The Booming Indian Market For Dockless Bikes
Bicycles as a means of commuting are catching up in India. These dockless bikes appear to be just the thing required to ease the congestion of polluting vehicles, especially in metropolitan cities. Many startups are coming up to explore the potential of bike sharing as a viable alternative in India.
Ola has already come up with Ola Pedal, its bicycle-sharing service. There are already dozens operating in China, Southeast Asia and the US among other countries.

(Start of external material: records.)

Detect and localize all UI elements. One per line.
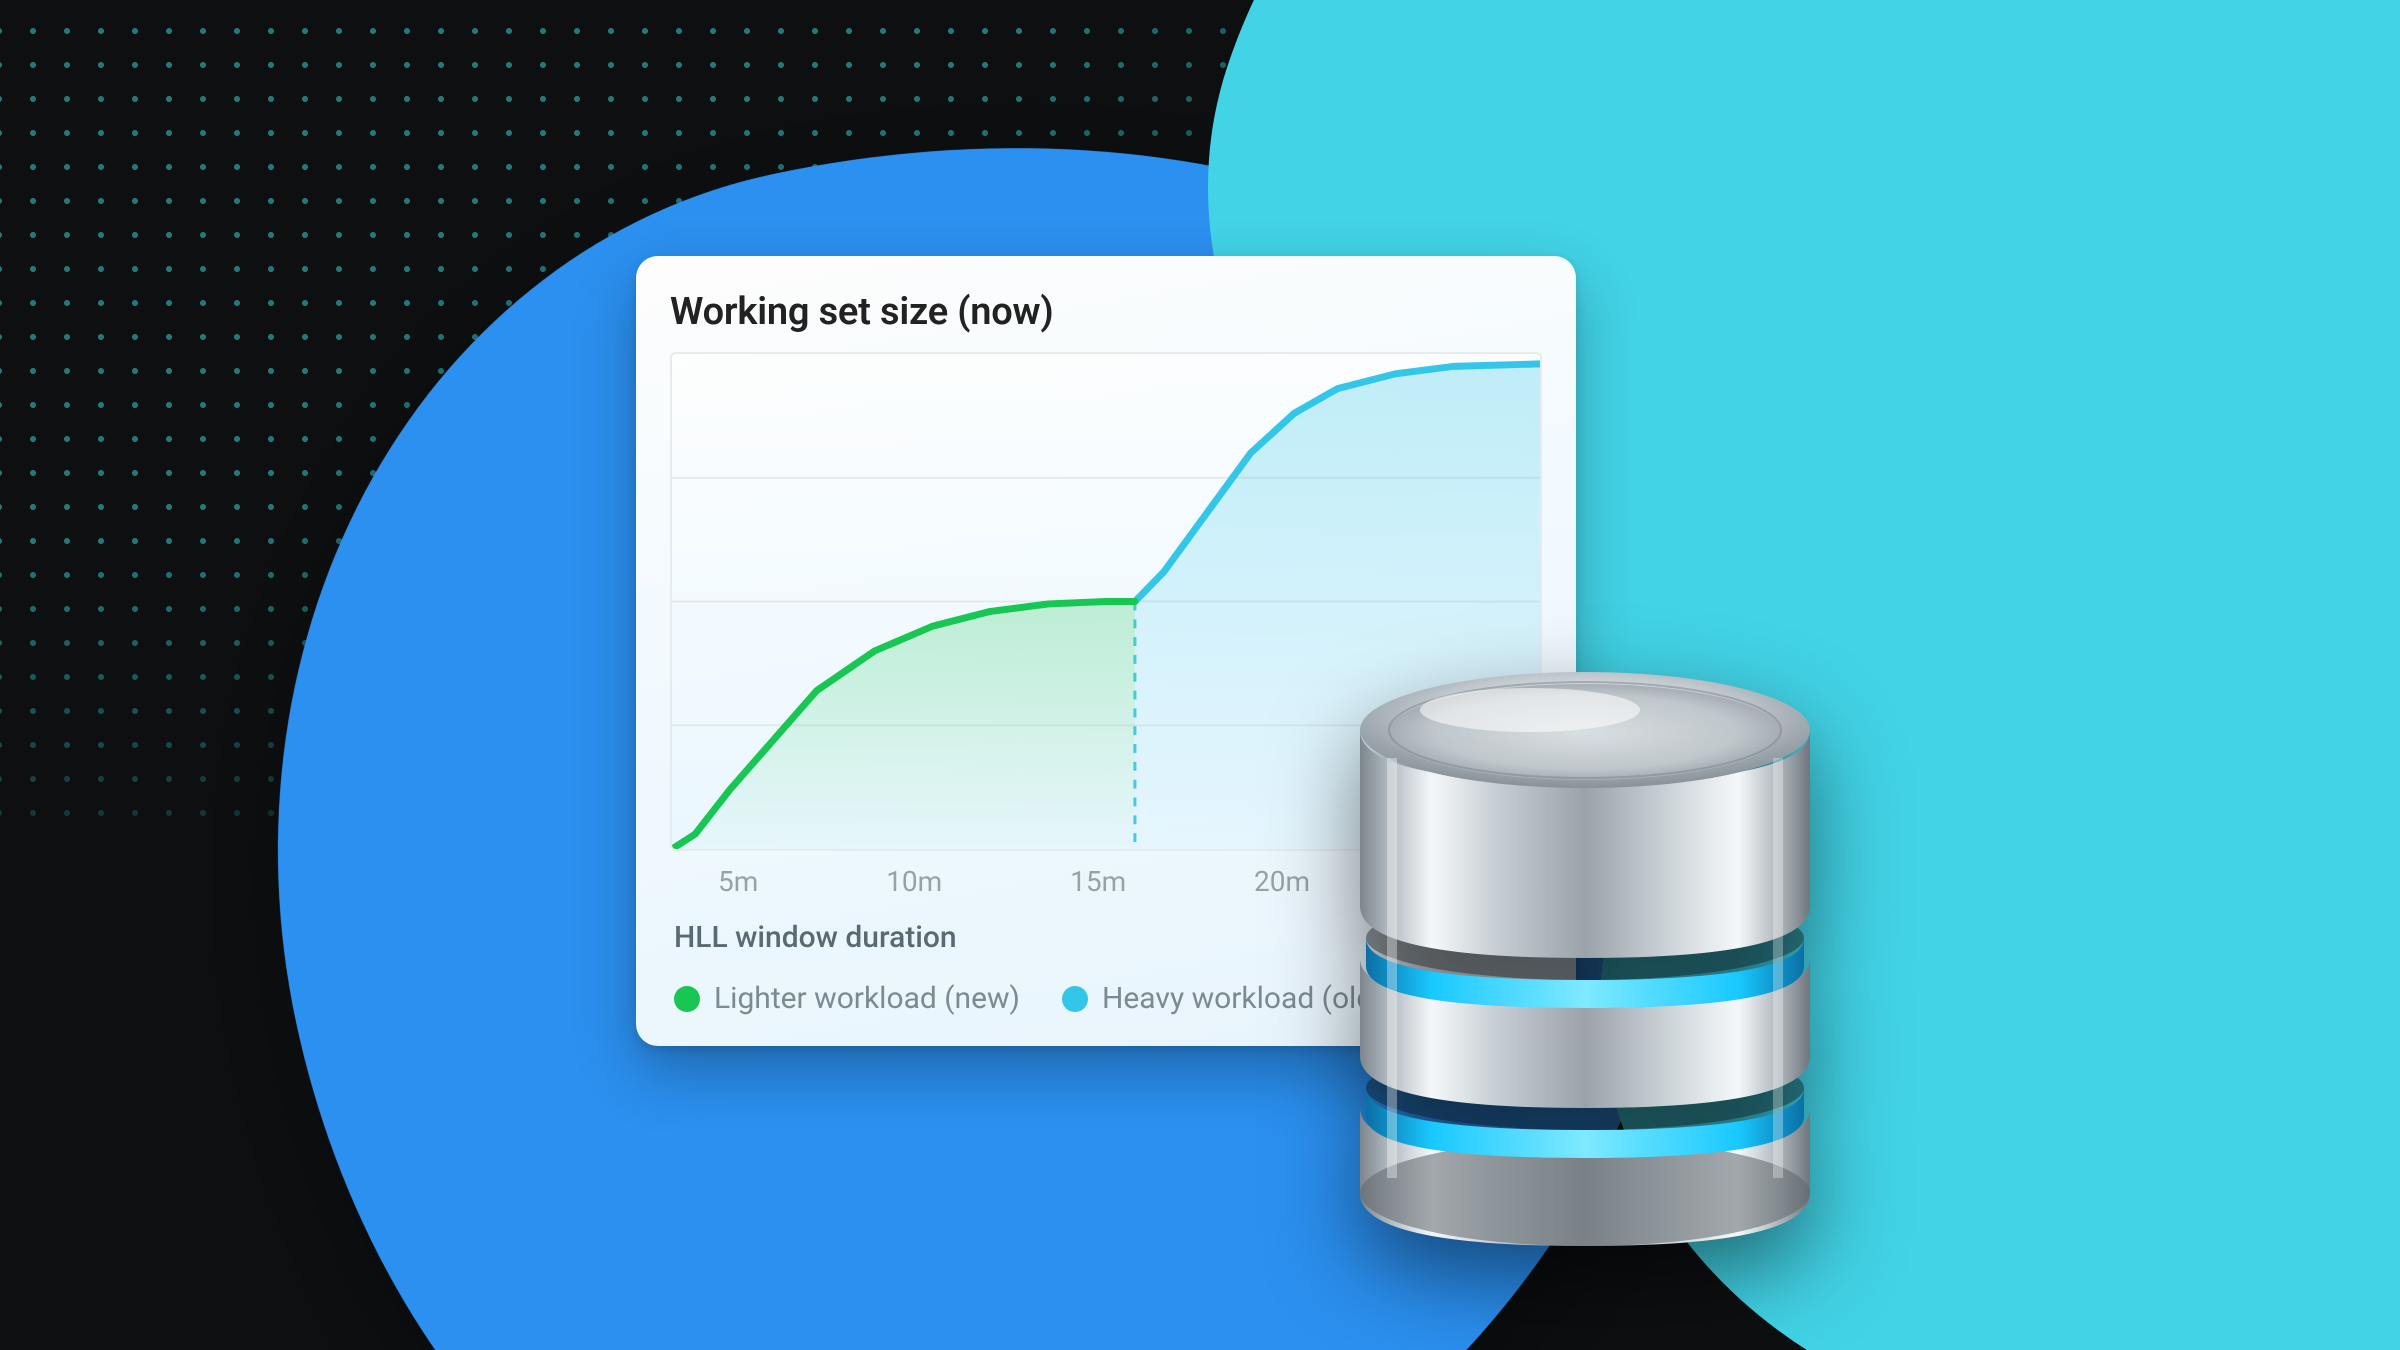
hero-illustration: Working set size (now) (0, 0, 2400, 1350)
legend-swatch-icon (1062, 986, 1088, 1012)
legend-swatch-icon (674, 986, 700, 1012)
legend-item-lighter: Lighter workload (new) (674, 981, 1020, 1016)
chart-title: Working set size (now) (670, 290, 1542, 334)
database-icon (1330, 618, 1840, 1258)
x-tick: 10m (886, 865, 942, 898)
legend-label: Lighter workload (new) (714, 981, 1020, 1016)
x-tick: 15m (1070, 865, 1126, 898)
x-tick: 20m (1254, 865, 1310, 898)
x-tick: 5m (718, 865, 758, 898)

Similar business models in China led to the creation of bicycle-hailing startups such as Ofo and Mobike, which became pioneers of the category and have since expanded to other parts of Asia and even into the US and Europe.
Ofo will also launch its services in India in a tie-up with Paytm.
In the current scenario, Mobycy will be facing stiff competition from a growing class of bike sharing startups, including Vogo Automotive, ONN Bikes, WickedRide, Stoneheadbikes and Rentabike, Tazzo Technologies, LetzCycle and WheelStreet. Bicycle-sharing startup Cykul is currently operating over 2K bicycles in three cities Hyderabad, Gurugram and Jaipur.
Also, in September 2017, InMobi’s co-founder Amit Gupta launched Yulu – an IoT-enabled bike rental platform. Another major competitor is ZoomCar’s PEDL, which aims to reach 500K monthly transactions across 50+ cities over the course of this year.
With rising interest in a healthy lifestyle and the burgeoning need to control pollution, dockless bike sharing startups like Mobycy that are green tech-focussed have the potential to rapidly expand their global footprints.